Spencer Castro

Spencer Castro is an assistant professor in the Department of Management of Complex Systems at the University of California, Merced. His research encompasses workload measurement and modeling in human-machine systems, especially within human-computer interaction, driving, automation, and data visualization and manipulation.

Castro received a National Science Foundation Pre-Doctoral Graduate Research Fellowship, or GRFP, in 2015 to study mobile device interactions while multitasking. In 2019, he received a Postdoctoral Fellowship for Underrepresented and Disadvantaged Scholars at the University of Utah to model real-time cognitive workload fluctuations in applied settings. These settings included conversations while driving and monitoring autonomous aerial vehicles.

His recent multidisciplinary collaborations have resulted in peer-reviewed publications from the Journal of Experimental Psychology: Applied to IEEE Transactions on Visualization and Computer Graphics.
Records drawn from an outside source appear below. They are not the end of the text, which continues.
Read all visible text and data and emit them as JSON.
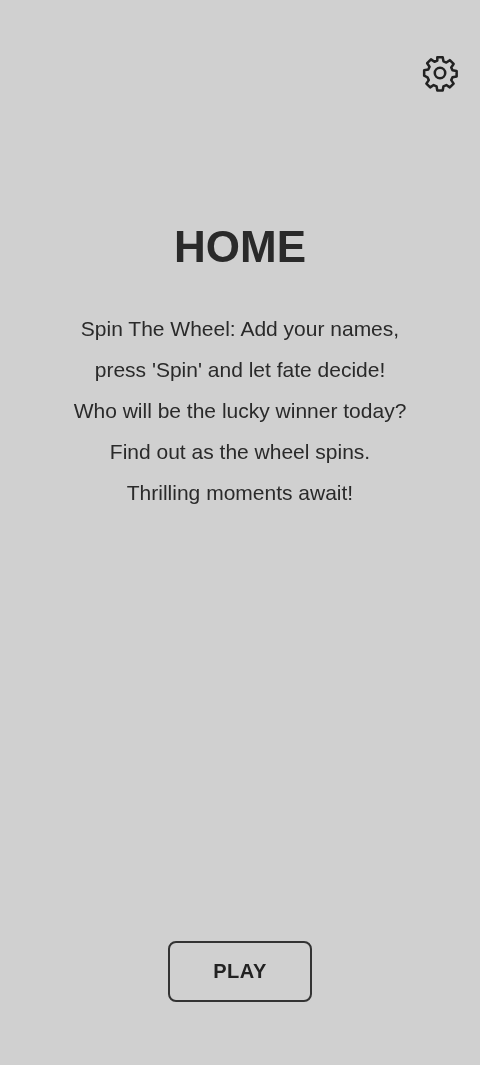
{
  "title": "HOME",
  "description_lines": [
    "Spin The Wheel: Add your names,",
    "press 'Spin' and let fate decide!",
    "Who will be the lucky winner today?",
    "Find out as the wheel spins.",
    "Thrilling moments await!"
  ],
  "play_button": {
    "label": "PLAY"
  }
}
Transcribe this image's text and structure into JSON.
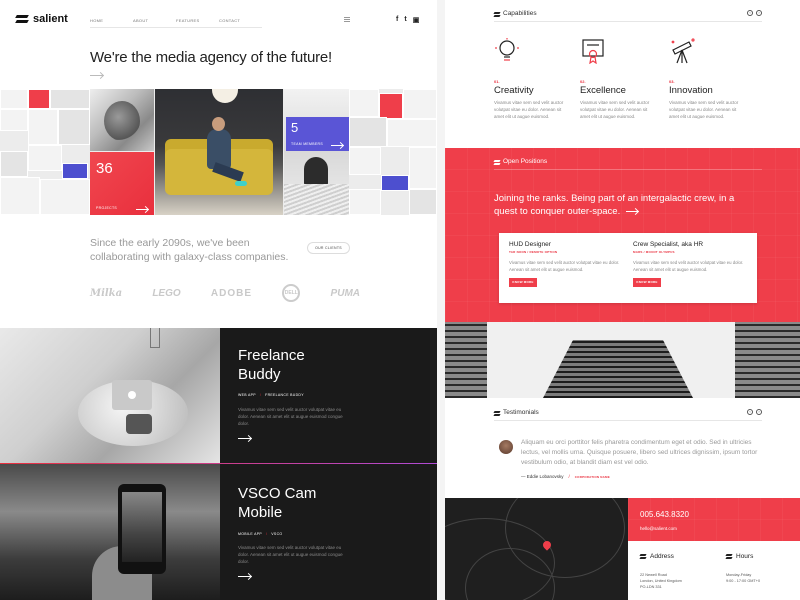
{
  "header": {
    "logo": "salient",
    "nav": [
      "HOME",
      "ABOUT",
      "FEATURES",
      "CONTACT"
    ],
    "socials": [
      "f",
      "t",
      "ig"
    ]
  },
  "hero": {
    "title": "We're the media agency of the future!"
  },
  "stats": {
    "projects": {
      "value": "36",
      "label": "PROJECTS"
    },
    "team": {
      "value": "5",
      "label": "TEAM MEMBERS"
    }
  },
  "clients": {
    "text": "Since the early 2090s, we've been collaborating with galaxy-class companies.",
    "button": "OUR CLIENTS",
    "brands": [
      "Milka",
      "LEGO",
      "ADOBE",
      "DELL",
      "PUMA"
    ]
  },
  "projects": [
    {
      "title_l1": "Freelance",
      "title_l2": "Buddy",
      "tag1": "WEB APP",
      "tag2": "FREELANCE BUDDY",
      "desc": "Vivamus vitae sem sed velit auctor volutpat vitae eu dolor. Aenean sit amet elit ut augue euismod congue dolor."
    },
    {
      "title_l1": "VSCO Cam",
      "title_l2": "Mobile",
      "tag1": "MOBILE APP",
      "tag2": "VSCO",
      "desc": "Vivamus vitae sem sed velit auctor volutpat vitae eu dolor. Aenean sit amet elit ut augue euismod congue dolor."
    }
  ],
  "capabilities": {
    "heading": "Capabilities",
    "items": [
      {
        "num": "01.",
        "title": "Creativity",
        "desc": "Vivamus vitae sem sed velit auctor volutpat vitae eu dolor. Aenean sit amet elit ut augue euismod."
      },
      {
        "num": "02.",
        "title": "Excellence",
        "desc": "Vivamus vitae sem sed velit auctor volutpat vitae eu dolor. Aenean sit amet elit ut augue euismod."
      },
      {
        "num": "03.",
        "title": "Innovation",
        "desc": "Vivamus vitae sem sed velit auctor volutpat vitae eu dolor. Aenean sit amet elit ut augue euismod."
      }
    ]
  },
  "positions": {
    "heading": "Open Positions",
    "text": "Joining the ranks. Being part of an intergalactic crew, in a quest to conquer outer-space.",
    "jobs": [
      {
        "title": "HUD Designer",
        "loc1": "TAR NOON",
        "loc2": "REMOTE OPTION",
        "desc": "Vivamus vitae sem sed velit auctor volutpat vitae eu dolor. Aenean sit amet elit ut augue euismod.",
        "button": "KNOW MORE"
      },
      {
        "title": "Crew Specialist, aka HR",
        "loc1": "MARS",
        "loc2": "MOUNT OLYMPUS",
        "desc": "Vivamus vitae sem sed velit auctor volutpat vitae eu dolor. Aenean sit amet elit ut augue euismod.",
        "button": "KNOW MORE"
      }
    ]
  },
  "testimonials": {
    "heading": "Testimonials",
    "quote": "Aliquam eu orci porttitor felis pharetra condimentum eget et odio. Sed in ultricies lectus, vel mollis urna. Quisque posuere, libero sed ultrices dignissim, ipsum tortor vestibulum odio, at blandit diam est vel odio.",
    "author": "— Eddie Lobanovsky",
    "role": "CORPORATION NAME"
  },
  "contact": {
    "phone": "005.643.8320",
    "email": "hello@salient.com",
    "address_heading": "Address",
    "address_lines": [
      "22 Newell Road",
      "London, United Kingdom",
      "PO-LDN 331"
    ],
    "hours_heading": "Hours",
    "hours_lines": [
      "Monday-Friday",
      "9:00 - 17:00 GMT+0"
    ]
  },
  "colors": {
    "accent": "#ef3e4a",
    "blue": "#5a55d6",
    "dark": "#1a1a1a"
  }
}
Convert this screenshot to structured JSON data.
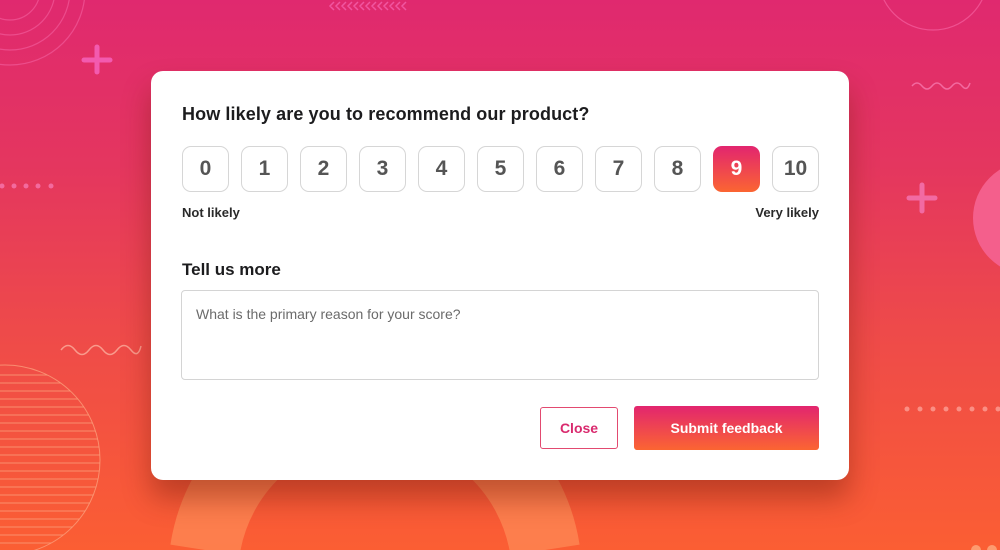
{
  "survey": {
    "question": "How likely are you to recommend our product?",
    "scale": {
      "options": [
        "0",
        "1",
        "2",
        "3",
        "4",
        "5",
        "6",
        "7",
        "8",
        "9",
        "10"
      ],
      "selected": "9",
      "low_label": "Not likely",
      "high_label": "Very likely"
    },
    "comment": {
      "heading": "Tell us more",
      "placeholder": "What is the primary reason for your score?",
      "value": ""
    },
    "actions": {
      "close_label": "Close",
      "submit_label": "Submit feedback"
    }
  },
  "theme": {
    "gradient_top": "#e2256f",
    "gradient_bottom": "#fb6532",
    "accent_text": "#d92a6e"
  }
}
He has also co-authored review chapters in The Psychology of Learning and Motivation and The Handbook of Human Multitasking.
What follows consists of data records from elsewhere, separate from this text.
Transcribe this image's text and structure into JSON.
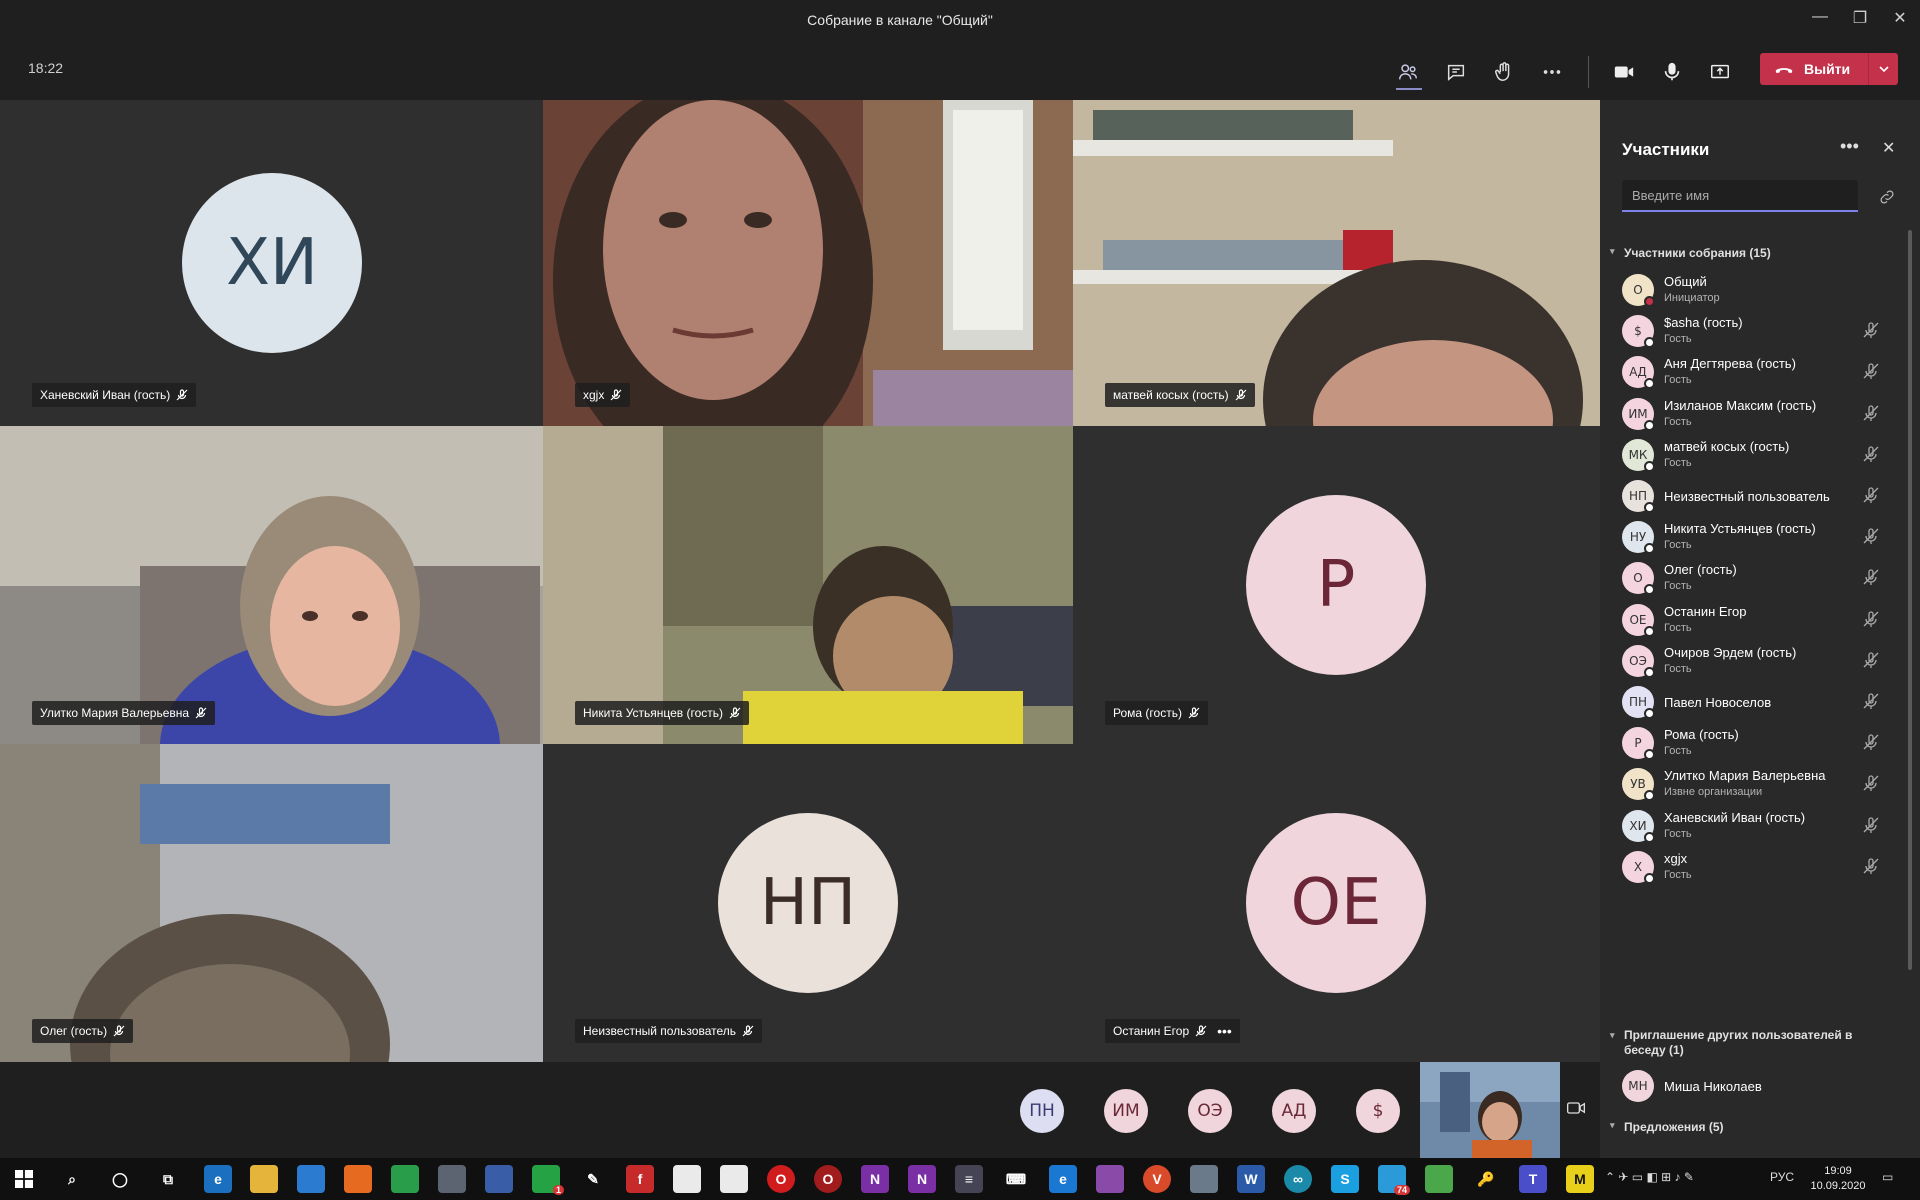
{
  "window": {
    "title": "Собрание в канале \"Общий\""
  },
  "toolbar": {
    "time": "18:22",
    "leave_label": "Выйти"
  },
  "tiles": [
    {
      "name": "Ханевский Иван (гость)",
      "initials": "ХИ"
    },
    {
      "name": "xgjx"
    },
    {
      "name": "матвей косых (гость)"
    },
    {
      "name": "Улитко Мария Валерьевна"
    },
    {
      "name": "Никита Устьянцев (гость)"
    },
    {
      "name": "Рома (гость)",
      "initials": "Р"
    },
    {
      "name": "Олег (гость)"
    },
    {
      "name": "Неизвестный пользователь",
      "initials": "НП"
    },
    {
      "name": "Останин Егор",
      "initials": "ОЕ"
    }
  ],
  "bottom_avatars": [
    "ПН",
    "ИМ",
    "ОЭ",
    "АД",
    "$"
  ],
  "panel": {
    "title": "Участники",
    "search_placeholder": "Введите имя",
    "section_meeting": "Участники собрания (15)",
    "section_invite": "Приглашение других пользователей в беседу (1)",
    "section_suggestions": "Предложения (5)",
    "participants": [
      {
        "initials": "О",
        "name": "Общий",
        "role": "Инициатор",
        "color": "#f0e3c8"
      },
      {
        "initials": "$",
        "name": "$asha (гость)",
        "role": "Гость",
        "color": "#f4d4de"
      },
      {
        "initials": "АД",
        "name": "Аня Дегтярева (гость)",
        "role": "Гость",
        "color": "#f4d4de"
      },
      {
        "initials": "ИМ",
        "name": "Изиланов Максим (гость)",
        "role": "Гость",
        "color": "#f4d4de"
      },
      {
        "initials": "МК",
        "name": "матвей косых (гость)",
        "role": "Гость",
        "color": "#e1e8d8"
      },
      {
        "initials": "НП",
        "name": "Неизвестный пользователь",
        "role": "",
        "color": "#e8e2dc"
      },
      {
        "initials": "НУ",
        "name": "Никита Устьянцев (гость)",
        "role": "Гость",
        "color": "#dfe6ee"
      },
      {
        "initials": "О",
        "name": "Олег (гость)",
        "role": "Гость",
        "color": "#f4d4de"
      },
      {
        "initials": "ОЕ",
        "name": "Останин Егор",
        "role": "Гость",
        "color": "#f4d4de"
      },
      {
        "initials": "ОЭ",
        "name": "Очиров Эрдем (гость)",
        "role": "Гость",
        "color": "#f4d4de"
      },
      {
        "initials": "ПН",
        "name": "Павел Новоселов",
        "role": "",
        "color": "#e2e2f4"
      },
      {
        "initials": "Р",
        "name": "Рома (гость)",
        "role": "Гость",
        "color": "#f4d4de"
      },
      {
        "initials": "УВ",
        "name": "Улитко Мария Валерьевна",
        "role": "Извне организации",
        "color": "#f0e3c8"
      },
      {
        "initials": "ХИ",
        "name": "Ханевский Иван (гость)",
        "role": "Гость",
        "color": "#dfe6ee"
      },
      {
        "initials": "Х",
        "name": "xgjx",
        "role": "Гость",
        "color": "#f4d4de"
      }
    ],
    "invited": [
      {
        "initials": "МН",
        "name": "Миша Николаев",
        "color": "#f4d4de"
      }
    ]
  },
  "taskbar": {
    "lang": "РУС",
    "time": "19:09",
    "date": "10.09.2020",
    "telegram_badge": "74",
    "whatsapp_badge": "1"
  },
  "colors": {
    "leave": "#c4314b",
    "accent": "#7b83eb"
  }
}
At UC Merced, Castro seeks to embody CITRIS’s mission to tackle problems in the interest of society. For example, in his undergraduate Cognitive Engineering course, students are encouraged to develop and assess technological interactions that affect Merced’s rural community with an eye toward inclusive design. The same approach applies to his Data Analysis and Optimization course, where students wrestle with real-world data sets such as local traffic accidents.

As faculty at a minority-serving institution and a member of the Native Repatriation, Cultural Preservation, and Outreach Committee, Castro has spoken about the opportunities available in STEM careers to multiple local California tribes at career fairs and invited events. A strong advocate for minoritized groups, he was the Diversity Graduate Application Preparation president at the University of Utah, which prepares underrepresented students to apply to graduate school.

Research interests: human-computer interaction, driving, automation, data visualization, cognitive modeling.